Um grande livro de uma grande escritora
CRÓNICA
|Rui Miguel Rocha
Mais um grande livro de uma grande escritora, dotada de uma técnica espantosa e desconcertante. A continuação da louca história de Henry Tudor e Anne Boleyn pelos olhos frios e argutos de Thomas Cromwell. No início algo difícil de acompanhar até nos habituarmos ao virtuosismo da escritora “mas o Sol reapareceu com um calor escaldante e agora o ar está tão claro que se pode ver o Céu e espreitar o que estão a fazer os santos.”
A queda rápida de Anne Boleyn até ao cadafalso, um rei que mudou a religião de um país para se poder separar, a guerra à porta “A guerra está sempre desejosa de voltar outra vez.” A que novo século o dizem!

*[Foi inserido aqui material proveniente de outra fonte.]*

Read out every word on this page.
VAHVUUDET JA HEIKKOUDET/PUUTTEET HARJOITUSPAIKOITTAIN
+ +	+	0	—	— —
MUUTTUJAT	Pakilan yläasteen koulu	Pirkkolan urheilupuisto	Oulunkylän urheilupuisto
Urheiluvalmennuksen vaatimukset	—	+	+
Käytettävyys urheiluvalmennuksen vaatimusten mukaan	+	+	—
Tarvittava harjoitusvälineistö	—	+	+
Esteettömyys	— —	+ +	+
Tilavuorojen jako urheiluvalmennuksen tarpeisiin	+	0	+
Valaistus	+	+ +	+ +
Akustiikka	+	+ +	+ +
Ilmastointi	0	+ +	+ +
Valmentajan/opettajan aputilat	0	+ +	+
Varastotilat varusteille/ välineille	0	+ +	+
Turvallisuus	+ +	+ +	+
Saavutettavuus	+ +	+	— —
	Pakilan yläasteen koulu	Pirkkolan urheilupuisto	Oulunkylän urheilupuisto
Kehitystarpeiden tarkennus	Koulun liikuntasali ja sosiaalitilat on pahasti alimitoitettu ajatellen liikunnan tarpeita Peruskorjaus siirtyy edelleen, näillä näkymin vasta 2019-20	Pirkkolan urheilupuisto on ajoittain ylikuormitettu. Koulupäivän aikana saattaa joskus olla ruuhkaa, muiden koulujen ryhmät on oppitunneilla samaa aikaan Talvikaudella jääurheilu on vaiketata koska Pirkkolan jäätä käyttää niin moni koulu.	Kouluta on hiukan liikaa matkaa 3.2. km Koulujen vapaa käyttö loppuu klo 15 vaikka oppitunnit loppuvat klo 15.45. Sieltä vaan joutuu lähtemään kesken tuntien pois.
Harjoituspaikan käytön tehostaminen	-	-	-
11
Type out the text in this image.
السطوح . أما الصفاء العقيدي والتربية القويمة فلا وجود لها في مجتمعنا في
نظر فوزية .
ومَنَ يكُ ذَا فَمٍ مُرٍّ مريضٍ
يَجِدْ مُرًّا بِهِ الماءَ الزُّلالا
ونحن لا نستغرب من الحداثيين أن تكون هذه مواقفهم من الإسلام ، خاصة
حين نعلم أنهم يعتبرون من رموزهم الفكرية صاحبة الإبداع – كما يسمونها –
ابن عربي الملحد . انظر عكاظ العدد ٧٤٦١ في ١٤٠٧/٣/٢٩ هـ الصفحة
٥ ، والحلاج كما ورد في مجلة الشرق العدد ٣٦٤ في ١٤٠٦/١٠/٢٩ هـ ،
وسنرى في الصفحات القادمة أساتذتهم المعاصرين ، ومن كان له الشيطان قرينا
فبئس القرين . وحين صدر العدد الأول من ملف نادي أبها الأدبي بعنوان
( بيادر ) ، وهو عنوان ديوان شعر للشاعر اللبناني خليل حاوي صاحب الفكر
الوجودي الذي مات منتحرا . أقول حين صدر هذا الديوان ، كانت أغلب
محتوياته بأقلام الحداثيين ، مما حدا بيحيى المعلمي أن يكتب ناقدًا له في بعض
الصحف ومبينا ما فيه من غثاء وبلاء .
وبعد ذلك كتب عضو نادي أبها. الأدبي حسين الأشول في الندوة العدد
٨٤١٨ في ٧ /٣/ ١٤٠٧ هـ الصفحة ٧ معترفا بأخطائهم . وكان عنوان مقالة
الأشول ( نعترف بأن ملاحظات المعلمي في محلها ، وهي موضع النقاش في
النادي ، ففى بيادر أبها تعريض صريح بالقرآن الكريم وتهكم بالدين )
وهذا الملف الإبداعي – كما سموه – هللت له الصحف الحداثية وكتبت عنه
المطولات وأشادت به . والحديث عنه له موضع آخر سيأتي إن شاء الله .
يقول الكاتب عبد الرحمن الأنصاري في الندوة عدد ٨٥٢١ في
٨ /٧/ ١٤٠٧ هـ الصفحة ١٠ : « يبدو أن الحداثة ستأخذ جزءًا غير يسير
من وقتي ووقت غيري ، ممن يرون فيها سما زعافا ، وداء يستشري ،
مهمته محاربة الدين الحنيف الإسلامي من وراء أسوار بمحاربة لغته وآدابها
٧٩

Um narrador que tanto fala em discurso directo como indirecto, diálogos que começam a meio de um pensamento e o contrário, o que nos leva a pensar, o que hei-de fazer convosco? Personagens misteriosas e equívocas, que grande História tem a Bretanha, mesmo com tantos deslizes. Os maus são mesmo maus, quase todos os outros também o são. Não há bons. “Quando Stephen entra numa sala, o mobiliário encolhe-se a fugir dele. As cadeiras recuam a correr. Os bancos agacham-se, achatados como cadelas a urinar.”
As vidas dos Santos também não são poupadas, muito menos os seus restos mortais e as relíquias (já Eça o sabia), um elefante morre no zoo de Londres, o seu corpo é requisitado para a abadia, “ora bem, para que queriam eles na Abadia de Westminster os restos mortais de um elefante? A não ser para tirar deles uma tonelada de relíquias e fazer ossos de santos dos seus ossos animais?”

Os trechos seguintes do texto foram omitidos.